How the team decided to lower costs

To better allocate beds, the Mayo team used the TDABC mapping along with existing stroke data and the NIH stroke scale, which assesses a stroke patient's condition using a range from 0 for normal to 42 for severe, to determine whether a stroke patient needs ICU-level care can safely be admitted to a regular hospital unit.

Based on the data, the team determined patients with NIHSS scores of 14 or less could be treated in an non-ICU environment, while those "with an NIHSS score of 18 or higher should be monitored in the ICU for the first 24 hours after receiving TPA." Freeman and his colleagues explain that patients with NIHSS scores above 17 "often suffered medical complications that required advanced interventions such as intubation and mechanical ventilation. However, patients with few comorbidities and NIHSS scores of 14 or less had a reduced probability of severe complications that required critical interventions."

They wrote, "The team saw an opportunity to reduce costs based upon how and where patients received care, while still meeting Joint Commission requirements for post-TPA care, by treating low-risk patients in a NSPCU-level bed with a specialized hybrid level of nursing care ... for the first 12 hours."

Improving care value

"This risk-stratified care model," Freeman and his colleagues explain, "improved value by delivering equivalent care quality with a lower-cost mix of resources." On top of that, Freeman and his colleagues write, "the stratification process allowed for better 'demand elasticity' of ICU bed utilization."

Ultimately, the risk-stratified approach reduced the cost of care for stroke patients who were monitored outside of the ICU by an average of 25%, according to Freeman and his colleagues.

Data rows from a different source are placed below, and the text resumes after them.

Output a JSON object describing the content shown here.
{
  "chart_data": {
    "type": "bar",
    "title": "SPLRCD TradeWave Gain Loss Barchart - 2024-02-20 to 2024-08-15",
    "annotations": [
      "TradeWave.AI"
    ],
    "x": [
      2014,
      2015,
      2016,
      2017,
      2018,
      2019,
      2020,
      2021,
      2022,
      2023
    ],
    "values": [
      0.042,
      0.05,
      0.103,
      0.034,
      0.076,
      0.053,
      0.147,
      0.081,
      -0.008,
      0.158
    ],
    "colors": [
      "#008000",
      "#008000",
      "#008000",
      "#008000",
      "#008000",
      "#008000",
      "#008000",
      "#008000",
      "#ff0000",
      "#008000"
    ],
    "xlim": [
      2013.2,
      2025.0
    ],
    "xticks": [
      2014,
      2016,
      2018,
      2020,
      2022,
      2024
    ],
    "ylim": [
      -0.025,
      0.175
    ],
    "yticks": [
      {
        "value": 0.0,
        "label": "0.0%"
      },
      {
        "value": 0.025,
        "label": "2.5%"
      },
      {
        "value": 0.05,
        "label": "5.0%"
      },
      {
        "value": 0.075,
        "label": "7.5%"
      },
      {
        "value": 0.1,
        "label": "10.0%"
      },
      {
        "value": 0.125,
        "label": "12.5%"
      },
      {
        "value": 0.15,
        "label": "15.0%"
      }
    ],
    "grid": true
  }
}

They noted that 166 of the 448 stroke patients seen over the past three years were monitored outside of the ICU, resulting in a net cost reduction of about 10% without a negative effect on patient outcomes.

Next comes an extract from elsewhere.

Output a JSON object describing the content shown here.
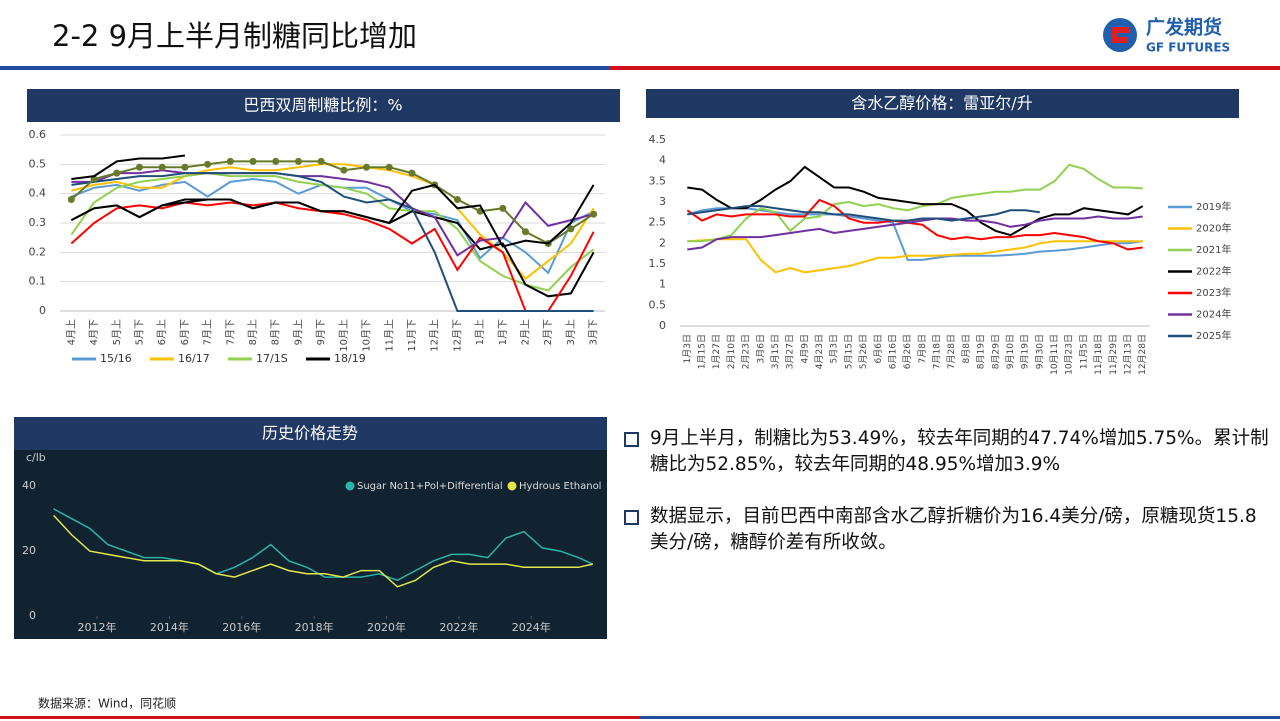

Freeman and his colleagues conclude, "[C]ustomization produces equivalent or better quality and outcomes at reduced costs because of more efficient resource utilization and diminished risk from medical errors."

They note that the gains seen in the Stroke Center Practice can be applied elsewhere in the hospital. "None of the gains discussed in this article are unique to stroke treatment, and the NSPCU model can be extended to many medicine and surgery areas to improve the value delivered at hospital, national, and international levels," the write (Freeman et al., Harvard Business Review, 10/19).